ConfusionMatrixDisplay.from_estimator(best_dtc,
                                      X_test, y_test,
                                      display_labels=iris['target_names'],
                                      ax=ax)
plt.tight_layout()
plt.show()

## Use a naive-Bayes clasffieir
Using a naive-Bayes clasffieir:
 - Train the classifier on all the training data.
 - Predict the classes of the test data.
 - Plot a confusion matrix.

In [None]:
from sklearn import naive_bayes

In [None]:
# no parameters to adjust so no need to optimise, just train
fig, ax = plt.subplots(1,1)
nb = naive_bayes.GaussianNB()
nb.fit(X_train, y_train)
ConfusionMatrixDisplay.from_estimator(nb,
                                      X_test, y_test,
                                      display_labels=iris['target_names'],
                                      ax=ax)
plt.tight_layout()
plt.show()

# Helpful tools

## Corner plot

A useful plot for visualising multi-dimensional data is the corner-plot or pair plot.
There is a function built into pandas called `scatter_matrix`, and the plotting package `seaborn` also has a function called `pairplot`.
Let's have a look at them below.

In [None]:
import pandas as pd
import seaborn as sns

In [None]:
# Load the data and labels as data frams and then join them to make a new one
df1 = pd.DataFrame(X, columns=iris.feature_names)
df2 = pd.DataFrame(y, columns=['class'])
df = df1.join(df2)

In [None]:
df.describe()

In [None]:
pd.plotting.scatter_matrix(df1,c=df['class'], figsize=(15, 15), marker='o',
                                 hist_kwds={'bins': 20}, s=60, alpha=.8)
print('Plotted with pandas')

In [None]:
sns.pairplot(df, hue='class', palette=sns.color_palette('colorblind',3))
print("Plotted with seaborn")

The thing that I most prefer about the seaborn plot is that the diagonal entries are still separated by class.
From this plot it is clear that the last two features are good at separating the three classes, where as the first two attributes are not so useful.

## Correlation plot

A correlation matrix is simlar to the corner plot above but it simply reports the correlation between each of the attributes.
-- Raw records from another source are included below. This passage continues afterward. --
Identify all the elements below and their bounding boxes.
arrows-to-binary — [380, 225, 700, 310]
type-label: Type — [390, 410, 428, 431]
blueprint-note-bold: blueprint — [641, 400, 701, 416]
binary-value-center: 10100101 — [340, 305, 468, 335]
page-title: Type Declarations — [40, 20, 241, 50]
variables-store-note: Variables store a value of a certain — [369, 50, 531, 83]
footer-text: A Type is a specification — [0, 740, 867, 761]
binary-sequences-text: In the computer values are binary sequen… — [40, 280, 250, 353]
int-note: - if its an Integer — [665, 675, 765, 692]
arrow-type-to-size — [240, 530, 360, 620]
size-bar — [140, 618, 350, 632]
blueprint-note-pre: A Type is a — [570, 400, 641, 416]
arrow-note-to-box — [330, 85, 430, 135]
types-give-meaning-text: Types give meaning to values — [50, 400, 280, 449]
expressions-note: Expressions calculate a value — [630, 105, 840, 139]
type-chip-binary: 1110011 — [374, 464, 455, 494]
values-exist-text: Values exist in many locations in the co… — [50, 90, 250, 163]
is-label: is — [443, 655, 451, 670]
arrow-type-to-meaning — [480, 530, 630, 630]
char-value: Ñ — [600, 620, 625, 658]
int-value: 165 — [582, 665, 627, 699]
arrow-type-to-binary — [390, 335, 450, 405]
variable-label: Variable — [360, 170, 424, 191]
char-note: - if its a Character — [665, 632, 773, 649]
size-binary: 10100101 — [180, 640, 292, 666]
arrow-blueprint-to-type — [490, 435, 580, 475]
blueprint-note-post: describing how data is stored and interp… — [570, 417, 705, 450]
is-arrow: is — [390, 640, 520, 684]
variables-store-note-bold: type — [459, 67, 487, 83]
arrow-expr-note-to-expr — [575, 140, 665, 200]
We can compute the correlation matrix using pandas with the `df.corr()` method, and the plot using either `matplotlib` or `seaborn`.

In [None]:
# compute correlation matrix
cor = df.corr()

In [None]:
# plot the covariance with matplotlib
fig, ax = plt.subplots(1,1, figsize=(8,8))
im = ax.imshow(cor)
cb = plt.colorbar(ax=ax, mappable=im)
plt.show()

In [None]:
# use seaborn to do the plot
sns.heatmap(df.corr(), annot=True, cmap=plt.cm.Reds)

Looking at the correlation plot we can see that the petal length/width are highly correlated with the class attribute and are likely useful attributes.
The fact that they are also highly correlated with each other means that we might be able to use just one of the two features.

The sepal width has much lower correlation and so is probably not so useful.